Wednesday, September 12, 2018

Wine of the Week: Cesconi "Pletter" Lagrein

This week's featured wine may be hard to pronounce, but it's easy to love! Lagrein, a descendant of Teroldego, Syrah and Pinot Noir, is a red grape varietal grown primarily in Alto Adige; the nothern most mountainous region of Italy bordering Austria and Switzerland. Lagrein produces fresh, aromatic, and inticing wines that include plummy, earthy and chewy notes. This dark and full-bodied wine also surprises drinkers with a pronounced minerality. The Cesconi Pletter in particular shows notes of blackberries, blueberries, and purple flowers, and light black pepper spice. An excellent match for hard cheese, salumi, or red meats. Next time a Lagrein is spotted on a wine list, go ahead and order a glass! 

Perched high above Trento on banks of the Adige River is the hill of Pressano. In these rugged Alpine surroundings, the Cesconi family tends their vineyards planted to both red and white grapes. The current proprietors can trace their family roots back to the 17th century, and building on more than two centuries of cultivating and producing wine in Trentino, the four Cesconi brothers - Lorenzo, Roberto, Alexander and Franco - as well as their father Paul, continue the family tradition. The family has a deep appreciation and respect for the achievements of their ancestors, however, they seek to build on this history by perfecting the traditional practices of the Domaine. To that end, the brothers work entirely organically in the vineyards and continue to move towards biodynamic methods. It’s hard not to admire the humble ambitions of these soft spoken farmers to make what Lorenzo refers to as “tasty wine” - if only more wines were produced with such a concise vision.


Tuesday, September 11, 2018

Wine & Sprits Magazine Names its Top 100 Wineries of 2018

Congratulations to Domaine de la Pousse d'Or and Drew Family Wines on being named to Wine & Spirits Magazine's Top 100 Wineries of 2018!

Tickets are now on sale for the 15th Annual Tasting Event October 9th, 2018 at the City View at Metreon, 135 4th St, San Francisco, CA 94103.

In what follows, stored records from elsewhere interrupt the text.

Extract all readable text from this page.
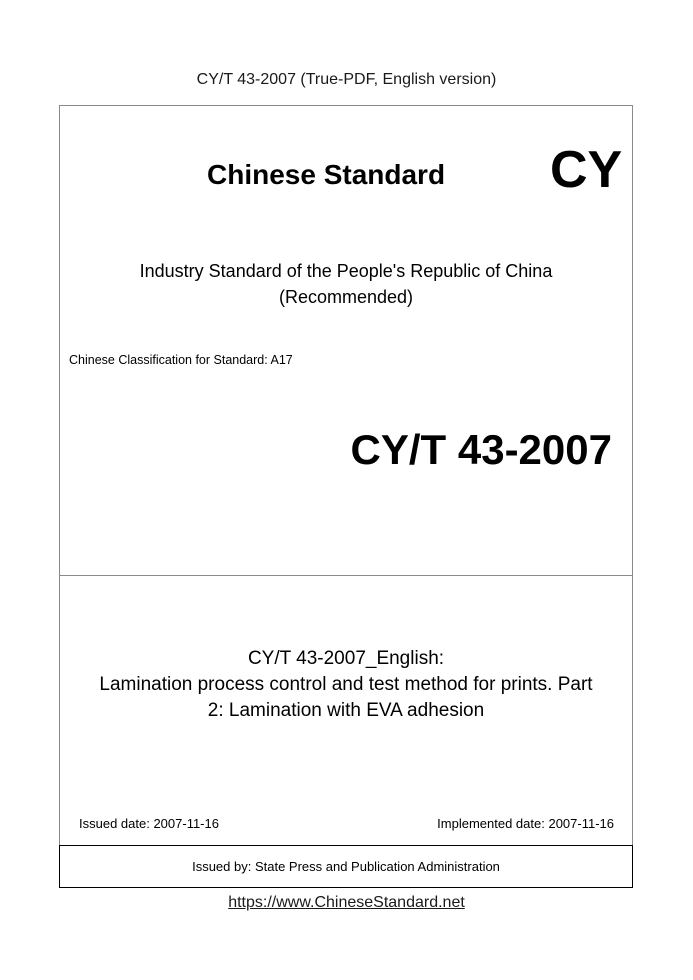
CY/T 43-2007 (True-PDF, English version)
Chinese Standard CY
Industry Standard of the People's Republic of China
(Recommended)
Chinese Classification for Standard: A17
CY/T 43-2007
CY/T 43-2007_English:
Lamination process control and test method for prints. Part
2: Lamination with EVA adhesion
Issued date: 2007-11-16	Implemented date: 2007-11-16
Issued by: State Press and Publication Administration
https://www.ChineseStandard.net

Thursday, September 6, 2018

Recipe Thursday: Thinking Outside the Pairing Box

While traditional food and wine pairings are considered classic for a reason, it doesn’t take much imagination to pair a red Burgundy with boeuf Bourguignon or coq au vin. Sometimes it’s nice to venture out a bit and try an unlikely pairing that may surprise you with how good it tastes. One such pairing is Japanese beef katsu, or Gyukatsu, with Pinot Noir. Gyukatsu is essentially deep-fried breaded beef cutlets, often served alongside an umami-rich sauce. You can easily make katsu at home, and Serious Eats will show you how to do just that, even using chicken or pork.

Photo: Lewd Foods

Not all Pinot Noirs are created equal, and something like Gyukatsu takes a truly special wine to enhance and balance its flavors. Drake Whitcraft’s Pence Ranch Pommard Clone Pinot Noir is an excellent choice, with its meaty edge and pure dark fruit notes. This remarkable pairing will surprise you, but also feel familiar, like they were meant to be together.